Chance’s review published on Letterboxd:
Full disclosure, I never finished Ernest Cline’s science fiction/fantasy novel Ready Player One, where a dying tech-guru, James Halliday (Mark Rylance), coordinates a Willy Wonka-esque gaming competition to see who will inherent his trillion dollar empire. I didn’t even make it to the second trial. Either I wasn’t in the mood to read it, or it was just a terrible book. Perhaps it was the medium, seeing as it’s not really all that enthralling to read about avatars Parzival and Art3mis re-enacting every scene from 1983’s WarGames in an attempt to win Halliday’s Easter Egg Hunt. But to actually see it on the screen, not WarGames, but a living, breathing virtual world (aptly-named The Oasis), now that’s truly something - especially when it's under the direction of Steven Spielberg. Spielberg really knows how to craft a blockbuster, Jaws is considered the original summer blockbuster, after all, and Ready Player One marks his return to that market after directing a string of modest successes. And all I have to say is… wow, welcome back (not that he ever really left).

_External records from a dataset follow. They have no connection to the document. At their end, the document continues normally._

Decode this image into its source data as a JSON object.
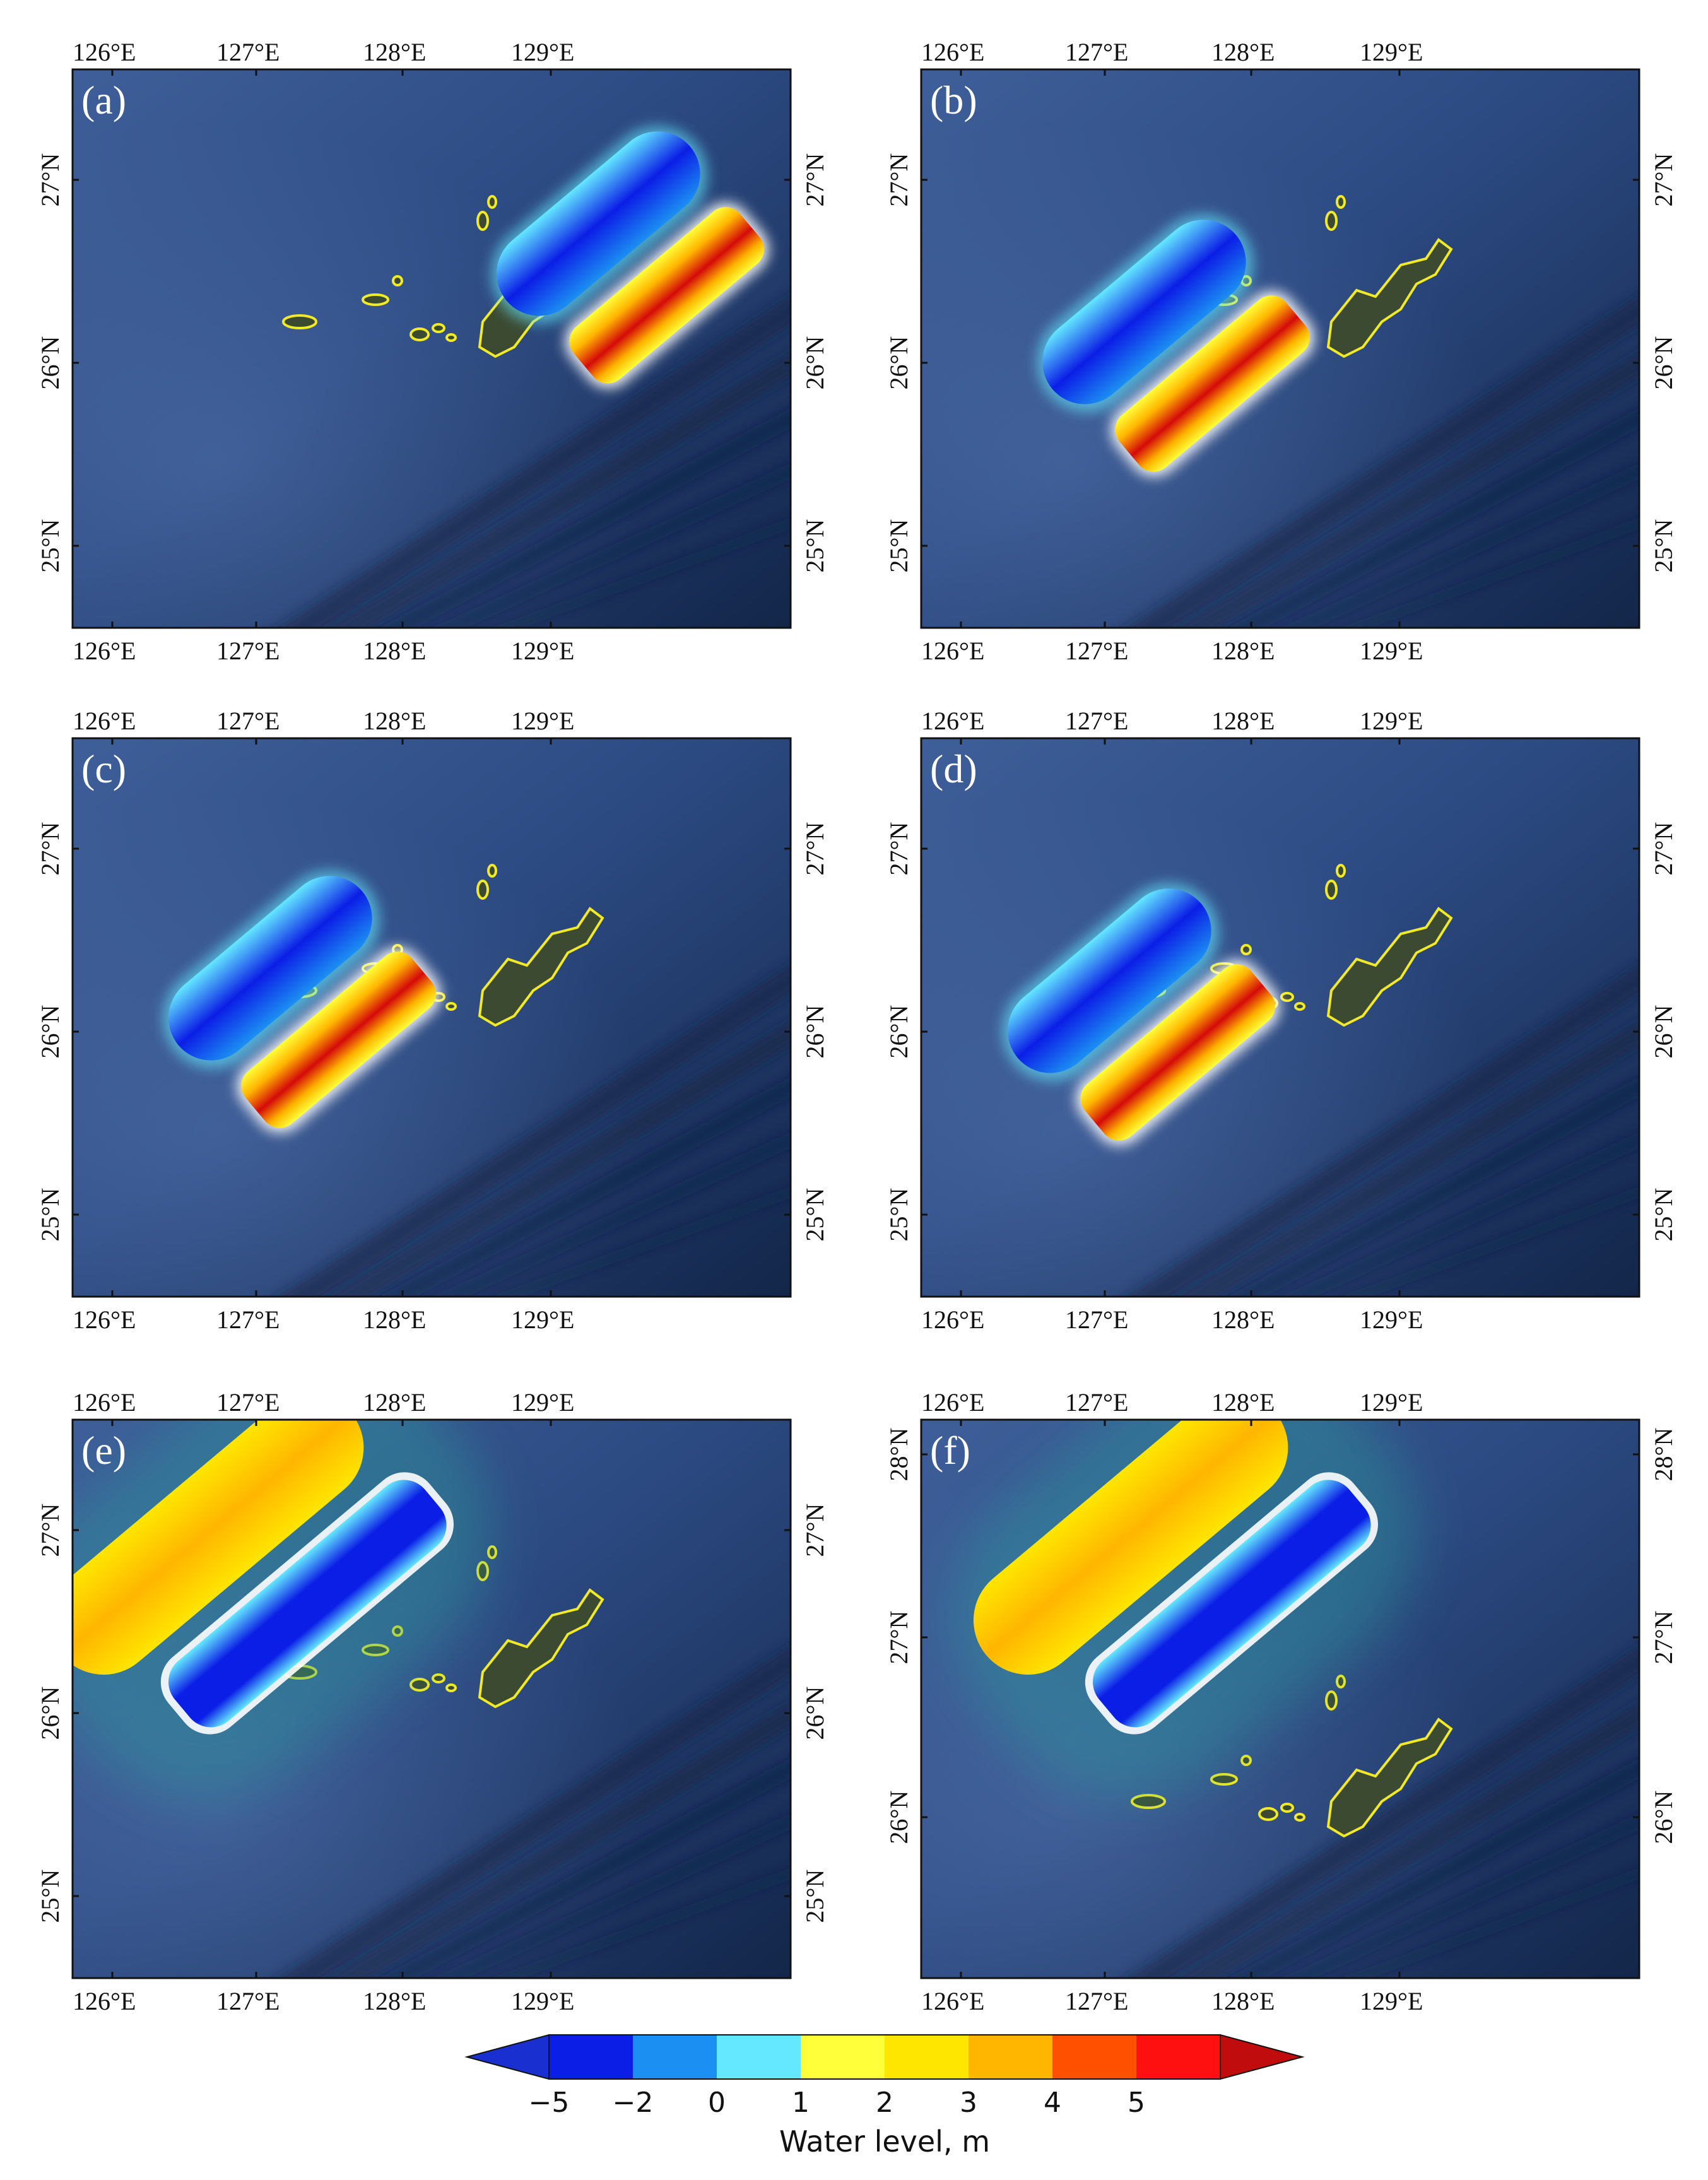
{
  "figure": {
    "panels": [
      {
        "label": "(a)",
        "lon_ticks_top": [
          "126°E",
          "127°E",
          "128°E",
          "129°E"
        ],
        "lon_ticks_bottom": [
          "126°E",
          "127°E",
          "128°E",
          "129°E"
        ],
        "lat_ticks_left": [
          "27°N",
          "26°N",
          "25°N"
        ],
        "lat_ticks_right": [
          "27°N",
          "26°N",
          "25°N"
        ]
      },
      {
        "label": "(b)",
        "lon_ticks_top": [
          "126°E",
          "127°E",
          "128°E",
          "129°E"
        ],
        "lon_ticks_bottom": [
          "126°E",
          "127°E",
          "128°E",
          "129°E"
        ],
        "lat_ticks_left": [
          "27°N",
          "26°N",
          "25°N"
        ],
        "lat_ticks_right": [
          "27°N",
          "26°N",
          "25°N"
        ]
      },
      {
        "label": "(c)",
        "lon_ticks_top": [
          "126°E",
          "127°E",
          "128°E",
          "129°E"
        ],
        "lon_ticks_bottom": [
          "126°E",
          "127°E",
          "128°E",
          "129°E"
        ],
        "lat_ticks_left": [
          "27°N",
          "26°N",
          "25°N"
        ],
        "lat_ticks_right": [
          "27°N",
          "26°N",
          "25°N"
        ]
      },
      {
        "label": "(d)",
        "lon_ticks_top": [
          "126°E",
          "127°E",
          "128°E",
          "129°E"
        ],
        "lon_ticks_bottom": [
          "126°E",
          "127°E",
          "128°E",
          "129°E"
        ],
        "lat_ticks_left": [
          "27°N",
          "26°N",
          "25°N"
        ],
        "lat_ticks_right": [
          "27°N",
          "26°N",
          "25°N"
        ]
      },
      {
        "label": "(e)",
        "lon_ticks_top": [
          "126°E",
          "127°E",
          "128°E",
          "129°E"
        ],
        "lon_ticks_bottom": [
          "126°E",
          "127°E",
          "128°E",
          "129°E"
        ],
        "lat_ticks_left": [
          "27°N",
          "26°N",
          "25°N"
        ],
        "lat_ticks_right": [
          "27°N",
          "26°N",
          "25°N"
        ]
      },
      {
        "label": "(f)",
        "lon_ticks_top": [
          "126°E",
          "127°E",
          "128°E",
          "129°E"
        ],
        "lon_ticks_bottom": [
          "126°E",
          "127°E",
          "128°E",
          "129°E"
        ],
        "lat_ticks_left": [
          "28°N",
          "27°N",
          "26°N"
        ],
        "lat_ticks_right": [
          "28°N",
          "27°N",
          "26°N"
        ]
      }
    ],
    "colorbar": {
      "title": "Water level, m",
      "ticks": [
        "−5",
        "−2",
        "0",
        "1",
        "2",
        "3",
        "4",
        "5"
      ],
      "colors": [
        "#0b1ee6",
        "#1b8ff2",
        "#64e8ff",
        "#ffff3a",
        "#ffe600",
        "#ffb600",
        "#ff5000",
        "#ff1010"
      ],
      "min_color": "#1a2fd0",
      "max_color": "#c00c0c"
    },
    "map_colors": {
      "sea_dark": "#0e1f3e",
      "sea_mid": "#2a4a80",
      "sea_light": "#4a6aa8",
      "coastline": "#f2ea24",
      "land": "#3c4a32"
    }
  }
}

I know this is going to sound like sacrilege, but Spielberg’s Ready Player One is one of those rare films that actually improves on its source material. It scraps the original three trials and creates its own thrilling set pieces, which includes a high-stakes race where iconic cars (The DeLorean! Bigfoot! The Batmobile! Mach 5!) have to outrun King Kong and the T-Rex from Jurassic Park, a game of survival that takes place inside an awe-inspiring recreation of an iconic horror film, and a climactic battle that involves nearly every pop culture character imaginable. Honestly, the numerous crossovers and references left me awestruck. It was like I was a kid again! Throughout the film, I was beaming from ear to ear, I was covered in goosebumps, and I actually shed some happy tears. I’m as sentimental as Spielberg, okay?
In all seriousness, Spielberg’s knack for injecting childlike whimsy and sentimentality into his films is Ready Player One’s greatest attribute… as well as its weakness. My main problem is that I smelled the phony all over the ending, particularly when the central villain, Sorrento (Ben Mendelsohn), smiled and was cleanly dispatched. Uh… okay? The tone never felt quite right after that, but it was the ending, so it didn’t last too long. Speaking of which, I was initially skeptical about the runtime of the film, 2 hours and 20 minutes, but those hours and minutes flew right on by, seeing as Spielberg keeps Ready Player One pumping with action.
Unlike the novel, Ready Player One doesn’t tarry too long in the real world or in the quiet moments. Once we’re transported to the beautifully rendered world of The Oasis, we’re lost in it, which does limit certain character and plot developments. Like who are High Five? Well, I know who they are, but who are they? And supposedly there’s some great Rosebud in Halliday’s life, as it’s mentioned several times, but when the Rosebud is finally revealed, I wasn’t buying it. That part ties into the phony, and decidedly rushed, ending. Despite all that, Ready Player One still manages to be an overall fun and thrilling film that’s bursting with pure imagination.